Help Save Trees and More through your Membership
Donate to our cause to save trees and preserve the nature of San Miguel through an annual Audubon membership contribution or make a monthly donation to help us sustain this program and the work of Audubon for years to come.
We need to purchase more tree-cleaning equipment and hire professionals to clean the tallest (and oldest) trees. Your membership contribution will also help to fund other valuable Audubon programs, including Niños y Naturaleza and Nature in the City.
Native trees need our help
Our native Mesquite and Huizaches are suffering from an epidemic of Paxtle (Tillandsia Recurvata), commonly known as la Plaga.
Paxtle, is a plant that survives on air, but uses trees (and other surfaces) as a structure to live upon.

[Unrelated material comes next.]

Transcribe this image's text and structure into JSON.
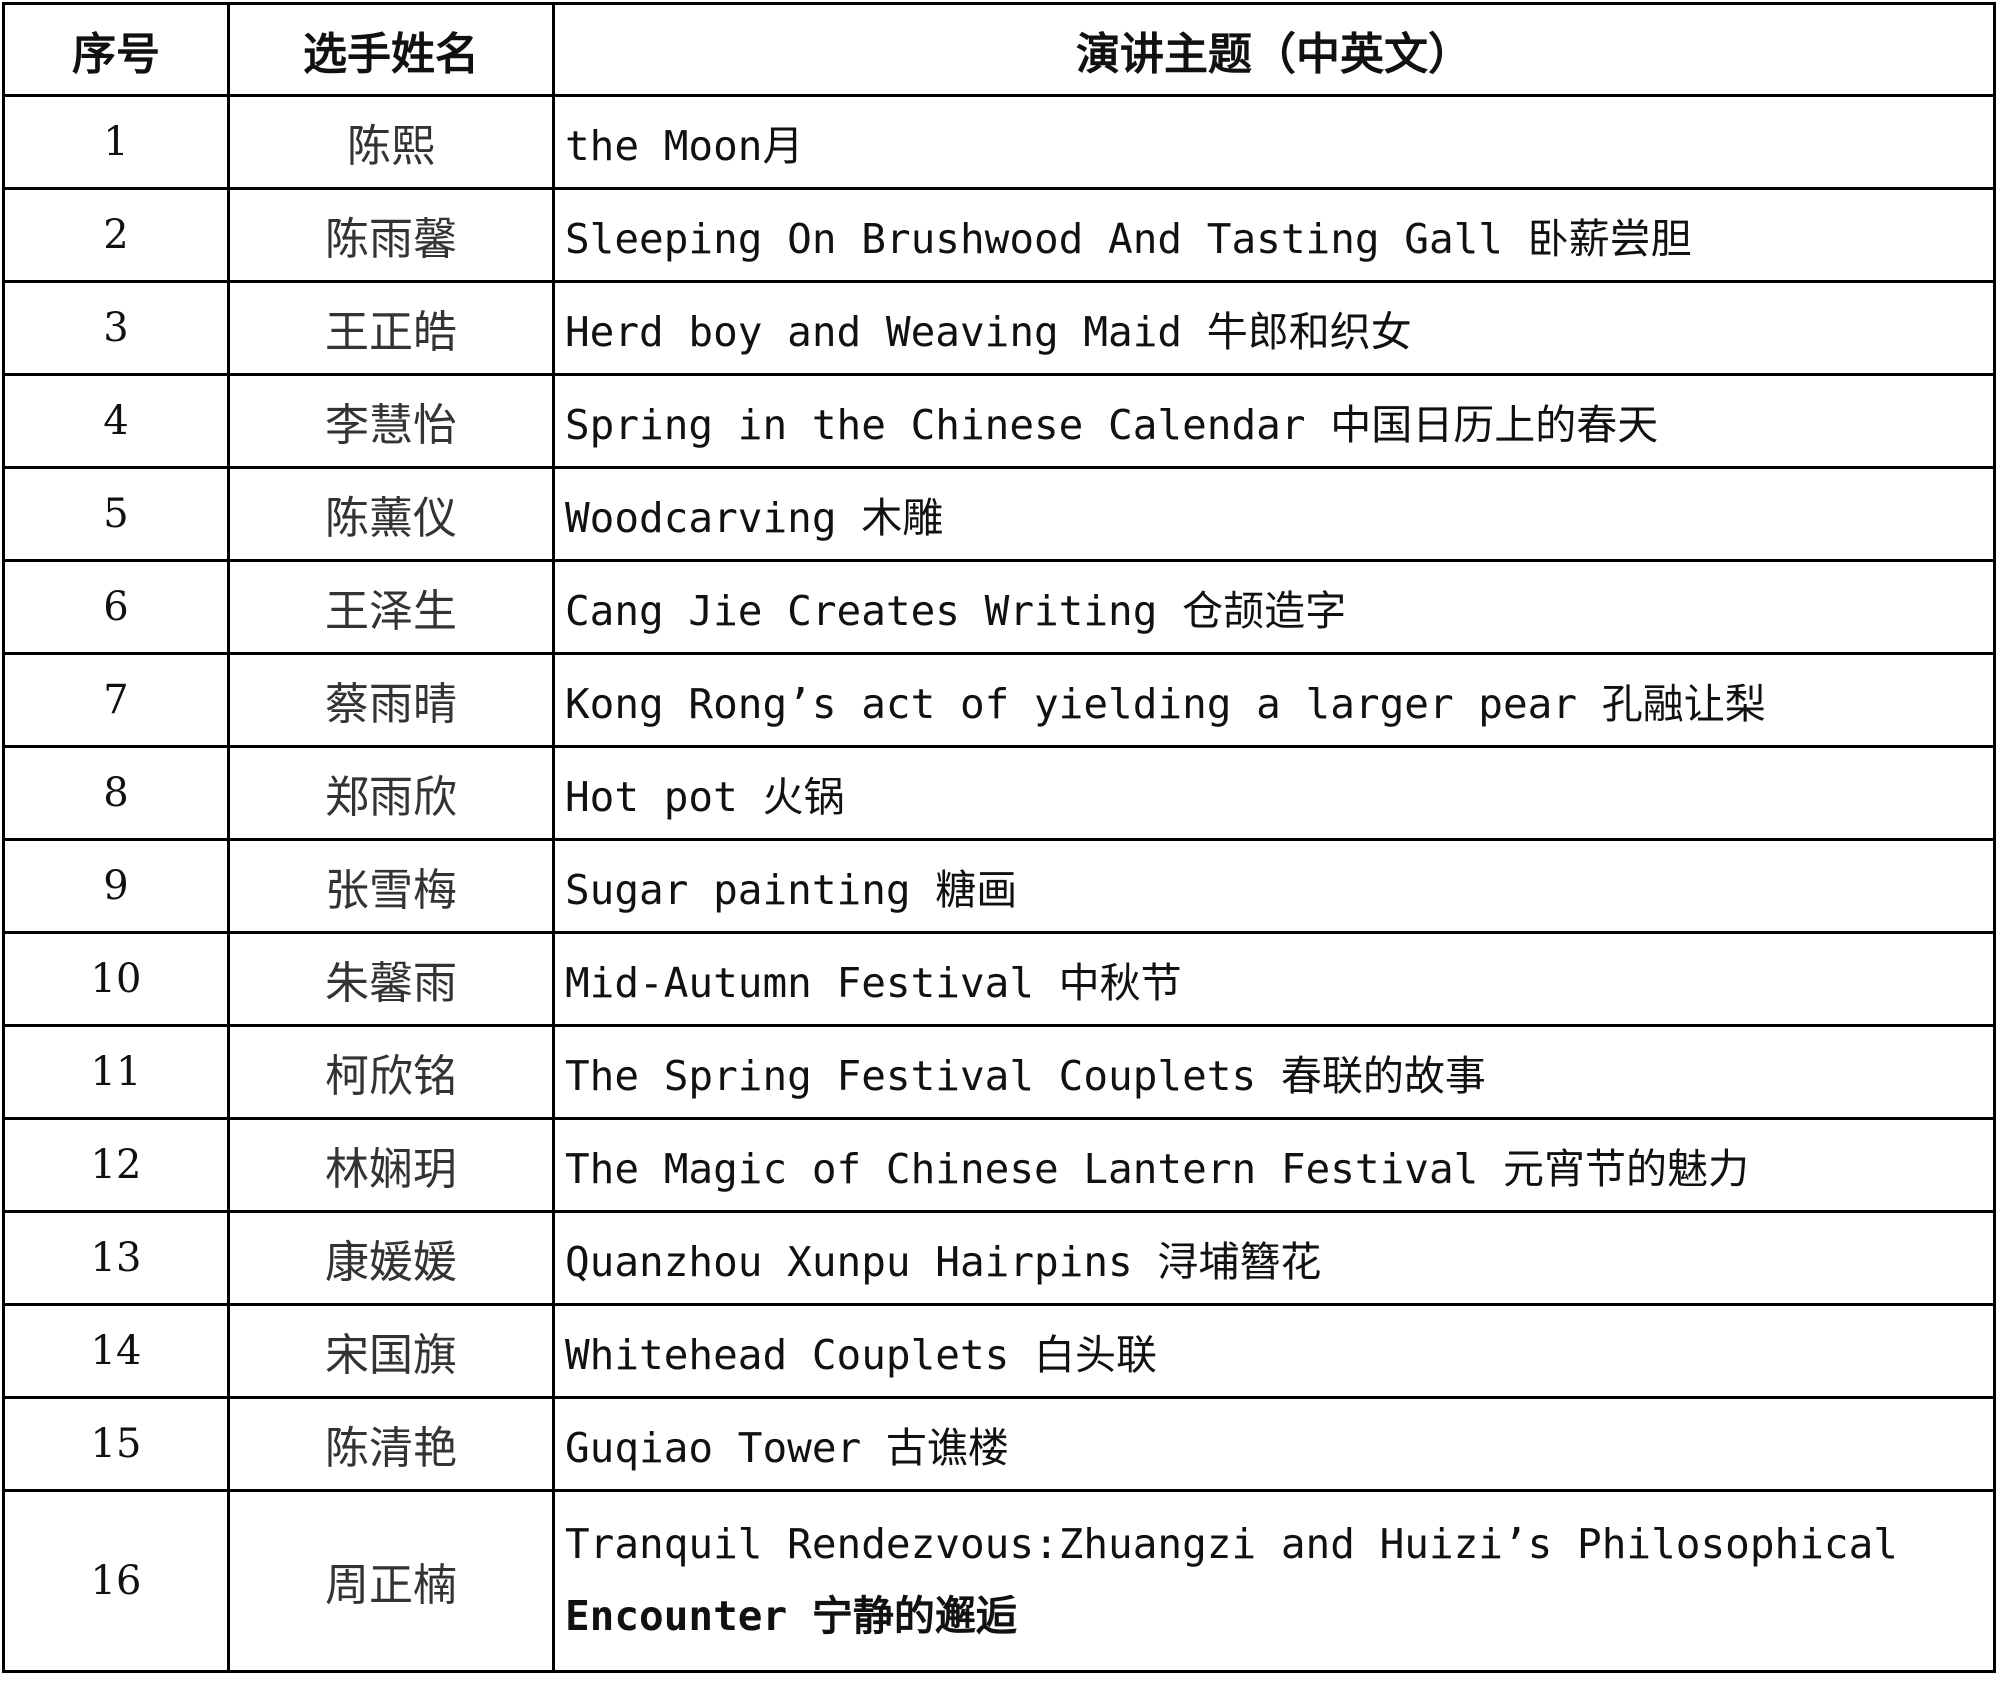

In small quantities it is not harmful to trees, but right now thousands of native trees in San Miguel are covered with large colonies of Paxtle, which blocks the sunlight they need to produce food, leaves and seeds. Eventually these trees will weaken, lose their ability to reproduce and ultimately die.
If this plague is not addressed, we stand to lose what remains of our urban forests and individual native trees throughout our community.
The time to act is now!
Trees are invaluable
It is not possible to overstate the value of a tree.
When they breathes out, it helps us breathe in. Their canopies shade us from the sun and provide sanctuary during rainstorms. Their roots hold soil in place and provide nutrients to the soil. Their leaves, fruit and seeds are a source of food and medicine for people and animals. Their strong branches support nests and roosts for animals on the hunt or needing a rest. Their different shapes, sizes, textures and vibrant colors contribute beauty to the landscape and you probably won’t be surprised to know that being around trees can actually chase our blues away.
What’s more, trees are one of our best natural defenses against climate change, desertification and the water scarcity challenges that are hurtling toward us.
For all of these reasons, and for the sake of the trees themselves, Audubon de Mexico is launching a community Save a Tree program.
The importance of our native trees
Our native are well adapted to long periods of drought and have developed uniquely beneficial relationships with our native fauna. As members of the legume family, they add nitrogen to the soil which is an essential nutrient for the growth of all plant life.
Top photo: February, 2021
Heavily infested tree during the process of cleaning. Note the absence of leaves and flowers, which were present on nearby healthy trees.
Photo at right: April, 2021
Two months after it was cleaned and pruned, the tree was in full leaf.
Cleaning trees works!
To test the value and process of cleaning trees, in February 2021 we led a clean-up supported by thirty volunteers. With an engaged, responsive volunteer crew, pruners and step-ladders we removed infestations of Paxtle in 30 trees in just one day. And what’s more, the results of this effort were impressive. Returning to the site six weeks later, we discovered that the cleaned trees, which in February were lacking leaves, had fully burst into leaf.
In June, 2021 Audubon board members worked with two groups of youth volunteers with San Miguelense Chingon to inventory trees at Parque Landeta. We tagged and counted the trees heavily infested Paxtle in a section of the park and used Google Maps to estimate the total number of trees at risk within the entire park. As many as 1400 trees are at risk, right now.